Rabu, 5 September mendatang, Kampus University of Hawaii akan diramaikan oleh Festival of Resistance. Selain untuk menggalang dukungan anti-perang Irak, festival itu juga dimaksudkan untuk menentang watak rezim George W Bush.
Festival for Resistance itu mengambil tema besar: “The World Can’t Wait-Drive Out the Bush Regime”.
Pemilihan presiden Amerika Serikat akan digelar tahun depan. Menurut konstitusi Amerika Serikat, Bush yang terpilih sebagai presiden di tahun 2000 dan mempertahankan kekuasaanya di 2004 memang tak bisa berkuasa lebih dari dua periode. Artinya, secara teknis Bush tidak bisa lagi ikut dalam pemilihan presiden.
Tetapi bukan tidak mungkin, para pendukung Bush, kaum Republikan, kaum Hawkish dan komunitas pecinta minyak bumi yang berada di belakang Bush dan mendorong kebijakan perang di Timur Tengah akan mempertahankan pengaruh mereka lewat presiden berikutnya yang juga berwatak seperti Bush.
Sebuah spanduk besar berwarna oranye yang memberitahukan festival ini sudah beberapa hari terakhir dipajang di bundaran yang berada persis di depan Hawaii Hall, kompleks rektorat UH.
Di Student Center, sekelompok mahasiswa yang menggelar festival ini pun membuka semacam posko kecil. Mereka membagi-bagikan flyer kepada mahasiswa yang melintas. Beberapa spanduk dan poster menentang Bush dan menyerukan agar perang di Irak segera dihentikan ditempelkan di posko itu.
Menurut rencana festival akan digelar seharian suntuk, mulai dari pukul 10.00 sampai pukul 21.00 waktu Honolulu.

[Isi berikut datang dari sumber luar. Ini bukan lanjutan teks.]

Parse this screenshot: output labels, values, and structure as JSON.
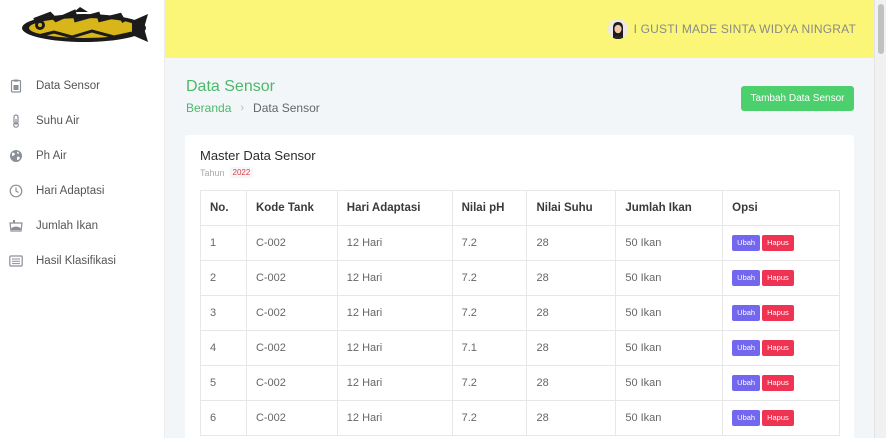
{
  "header": {
    "user_name": "I GUSTI MADE SINTA WIDYA NINGRAT"
  },
  "sidebar": {
    "items": [
      {
        "label": "Data Sensor",
        "icon": "clipboard-icon"
      },
      {
        "label": "Suhu Air",
        "icon": "thermometer-icon"
      },
      {
        "label": "Ph Air",
        "icon": "globe-icon"
      },
      {
        "label": "Hari Adaptasi",
        "icon": "clock-icon"
      },
      {
        "label": "Jumlah Ikan",
        "icon": "fish-tank-icon"
      },
      {
        "label": "Hasil Klasifikasi",
        "icon": "list-icon"
      }
    ]
  },
  "page": {
    "title": "Data Sensor",
    "breadcrumb_home": "Beranda",
    "breadcrumb_sep": "›",
    "breadcrumb_current": "Data Sensor",
    "add_button": "Tambah Data Sensor"
  },
  "card": {
    "title": "Master Data Sensor",
    "year_label": "Tahun",
    "year_value": "2022"
  },
  "table": {
    "headers": [
      "No.",
      "Kode Tank",
      "Hari Adaptasi",
      "Nilai pH",
      "Nilai Suhu",
      "Jumlah Ikan",
      "Opsi"
    ],
    "edit_label": "Ubah",
    "delete_label": "Hapus",
    "rows": [
      [
        "1",
        "C-002",
        "12 Hari",
        "7.2",
        "28",
        "50 Ikan"
      ],
      [
        "2",
        "C-002",
        "12 Hari",
        "7.2",
        "28",
        "50 Ikan"
      ],
      [
        "3",
        "C-002",
        "12 Hari",
        "7.2",
        "28",
        "50 Ikan"
      ],
      [
        "4",
        "C-002",
        "12 Hari",
        "7.1",
        "28",
        "50 Ikan"
      ],
      [
        "5",
        "C-002",
        "12 Hari",
        "7.2",
        "28",
        "50 Ikan"
      ],
      [
        "6",
        "C-002",
        "12 Hari",
        "7.2",
        "28",
        "50 Ikan"
      ]
    ]
  },
  "colors": {
    "header_bg": "#fbf677",
    "accent_green": "#4cb86a",
    "edit_button": "#7367f0",
    "delete_button": "#ef3352"
  }
}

Dari pagi hingga petang, panitia akan memutar sejumlah film anti-perang di Hemenway Theater. Film dokumenter “Sir, No Sir” yang berisi kisah hidup veteran perang di tahun 1960-an akan menjadi partai pembuka. Diikuti oleh “The Bush Crimes Commission”, yang berisi beberapa testimoni mengenai kejahatan kemanusiaan yang dilakukan rezim Bush, termasuk perang di Irak, pemanasan global (AS adalah perusak lingkungan hidup nomor satu di muka bumi), kesehatan dunia, sampai penanganan badai Katrina dan sebagainya.

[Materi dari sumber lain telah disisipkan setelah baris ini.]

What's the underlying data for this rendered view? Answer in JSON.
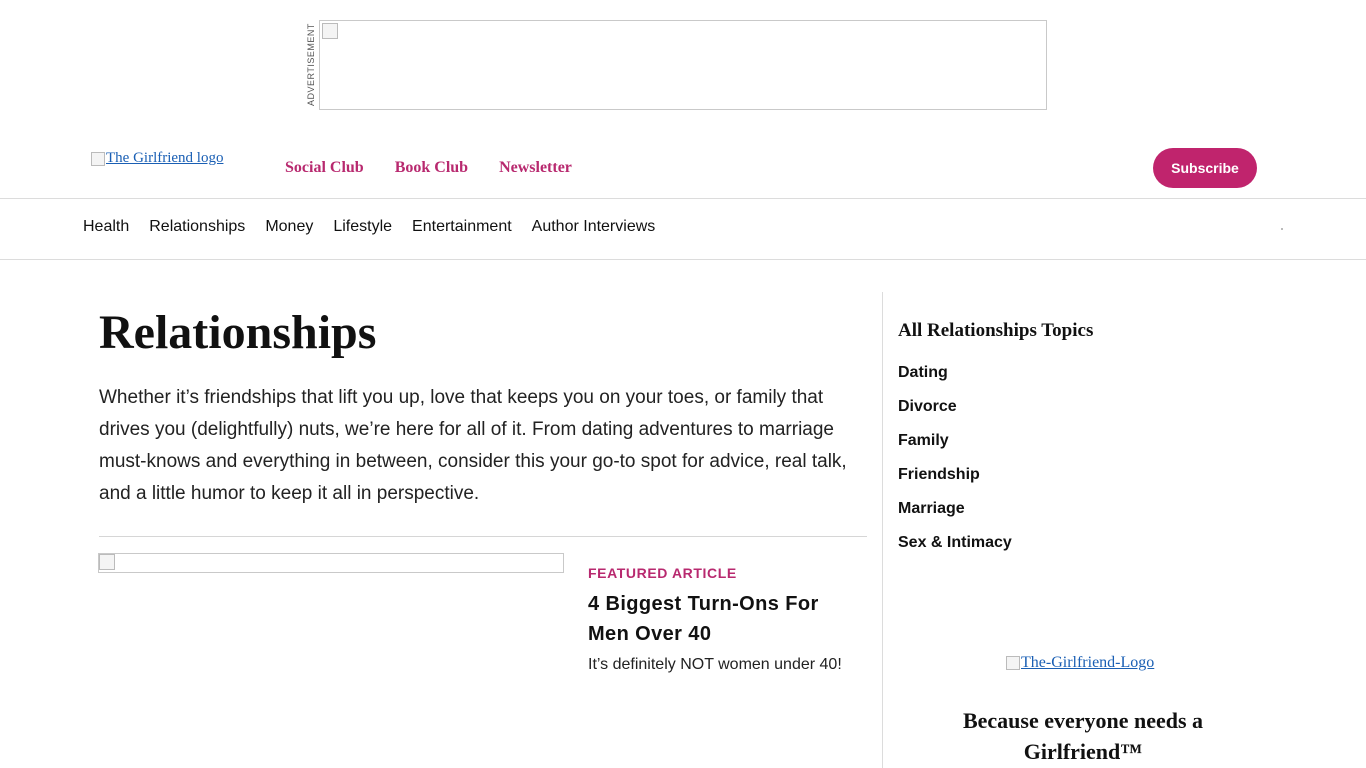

Pada jam makan siang, panitia akan menggelar diskusi publik yang menghadirkan sejumlah pembicara dari beberapa organisasi. Luara Lyons, seorang professor dari UH akan bebicara tengang legalisasi kejahatan yang dilakukan pemerintahan Bush. Direktur AFSC Hawaii/DMZ Kyle Kajihiro akan membedah upaya pemerintah federal memiliterisasi Hawaii. Seorang veteran perang Vietnam, Scott Cade, juga akan berbicara di forum itu. Vade akan menceritakan pengalaman pribadinya dan meminta agar pemerintahan Bush tidak memperluas perang ke Iran.

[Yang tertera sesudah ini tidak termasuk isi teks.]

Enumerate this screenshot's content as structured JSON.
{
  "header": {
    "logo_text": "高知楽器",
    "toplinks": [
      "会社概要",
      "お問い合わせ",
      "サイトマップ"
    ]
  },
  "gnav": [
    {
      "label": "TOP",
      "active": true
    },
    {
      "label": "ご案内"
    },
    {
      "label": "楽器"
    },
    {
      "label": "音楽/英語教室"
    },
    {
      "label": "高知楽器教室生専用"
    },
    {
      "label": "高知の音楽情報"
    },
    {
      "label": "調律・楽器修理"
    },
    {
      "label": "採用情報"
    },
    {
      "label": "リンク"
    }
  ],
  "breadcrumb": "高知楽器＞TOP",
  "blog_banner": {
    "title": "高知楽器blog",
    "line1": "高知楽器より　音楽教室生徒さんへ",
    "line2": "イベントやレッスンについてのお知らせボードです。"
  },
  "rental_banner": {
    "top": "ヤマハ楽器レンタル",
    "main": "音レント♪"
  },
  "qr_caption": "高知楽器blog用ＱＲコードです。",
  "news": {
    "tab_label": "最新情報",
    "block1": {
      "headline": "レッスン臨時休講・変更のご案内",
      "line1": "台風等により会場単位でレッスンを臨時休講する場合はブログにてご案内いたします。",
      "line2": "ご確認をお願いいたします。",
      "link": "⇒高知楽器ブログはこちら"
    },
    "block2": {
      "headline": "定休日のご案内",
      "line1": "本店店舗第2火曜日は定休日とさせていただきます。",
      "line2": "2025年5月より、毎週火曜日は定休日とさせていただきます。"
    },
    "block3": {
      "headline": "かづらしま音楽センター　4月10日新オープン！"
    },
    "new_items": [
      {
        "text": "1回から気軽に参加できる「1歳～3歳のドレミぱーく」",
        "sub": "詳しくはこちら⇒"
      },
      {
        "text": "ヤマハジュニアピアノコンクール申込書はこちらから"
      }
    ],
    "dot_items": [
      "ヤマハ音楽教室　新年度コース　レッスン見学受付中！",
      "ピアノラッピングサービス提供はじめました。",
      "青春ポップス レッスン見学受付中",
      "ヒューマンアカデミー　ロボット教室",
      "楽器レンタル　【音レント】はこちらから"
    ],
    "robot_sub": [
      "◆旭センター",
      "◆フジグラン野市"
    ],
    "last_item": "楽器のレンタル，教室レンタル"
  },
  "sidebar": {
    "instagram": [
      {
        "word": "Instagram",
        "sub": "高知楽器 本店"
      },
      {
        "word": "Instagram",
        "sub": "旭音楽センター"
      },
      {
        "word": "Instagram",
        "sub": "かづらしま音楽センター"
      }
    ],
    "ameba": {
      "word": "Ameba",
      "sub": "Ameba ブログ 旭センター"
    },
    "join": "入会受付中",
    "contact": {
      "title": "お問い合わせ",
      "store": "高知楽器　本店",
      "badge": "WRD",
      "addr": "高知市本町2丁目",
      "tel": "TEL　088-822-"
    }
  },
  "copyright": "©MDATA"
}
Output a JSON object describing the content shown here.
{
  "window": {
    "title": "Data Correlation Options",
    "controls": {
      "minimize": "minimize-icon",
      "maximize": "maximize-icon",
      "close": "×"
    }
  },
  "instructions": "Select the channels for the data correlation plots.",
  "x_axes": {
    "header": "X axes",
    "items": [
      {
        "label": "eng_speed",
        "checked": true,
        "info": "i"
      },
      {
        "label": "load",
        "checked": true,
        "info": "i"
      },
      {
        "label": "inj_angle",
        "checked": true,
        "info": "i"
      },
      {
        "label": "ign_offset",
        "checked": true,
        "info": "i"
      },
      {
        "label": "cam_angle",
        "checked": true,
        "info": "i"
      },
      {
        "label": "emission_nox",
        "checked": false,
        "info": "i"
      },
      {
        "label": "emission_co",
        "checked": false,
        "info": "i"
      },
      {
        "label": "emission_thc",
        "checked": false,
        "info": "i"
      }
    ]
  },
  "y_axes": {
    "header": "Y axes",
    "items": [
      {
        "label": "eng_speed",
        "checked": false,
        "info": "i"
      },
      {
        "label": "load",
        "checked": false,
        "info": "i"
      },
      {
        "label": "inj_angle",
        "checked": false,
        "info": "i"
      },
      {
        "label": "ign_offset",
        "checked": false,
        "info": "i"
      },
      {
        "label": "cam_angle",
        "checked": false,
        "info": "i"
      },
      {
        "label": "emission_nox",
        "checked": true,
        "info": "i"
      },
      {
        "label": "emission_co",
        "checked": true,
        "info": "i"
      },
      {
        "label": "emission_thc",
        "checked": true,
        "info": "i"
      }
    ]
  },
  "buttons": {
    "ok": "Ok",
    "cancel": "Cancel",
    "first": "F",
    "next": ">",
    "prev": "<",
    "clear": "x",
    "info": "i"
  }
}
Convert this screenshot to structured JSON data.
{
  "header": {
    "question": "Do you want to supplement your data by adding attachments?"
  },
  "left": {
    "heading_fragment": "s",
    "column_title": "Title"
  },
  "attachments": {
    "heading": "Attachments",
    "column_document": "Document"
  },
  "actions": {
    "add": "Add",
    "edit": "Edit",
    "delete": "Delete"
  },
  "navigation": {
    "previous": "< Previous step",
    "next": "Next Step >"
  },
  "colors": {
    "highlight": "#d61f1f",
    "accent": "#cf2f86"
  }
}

Carolyn Hadfield dari RCP-USA juga akan berbicara tentang konsep perang melawan terorisme yang digunakan pemerintahan Bush sebagai tameng untuk memerangi manusia.
Selasai makan siang, giliran film “Ground Truth” yang akan diputar. Film ini berisi kisah 17 veteran perang Irak yang baru pulang dari medan laga. Sesi pemutaran film akan ditutup oleh “Loose Change II”. Penyelenggara tak bercerita banyak tengang film ini. Hanya sebuah catatan kecil, “What happened in 9-11. Check it out!”
Malam harinya, dari pukul 17.00 sampai 21.00 penyelenggara akan menggelar konser musik anti-perang di Manoa Gardens.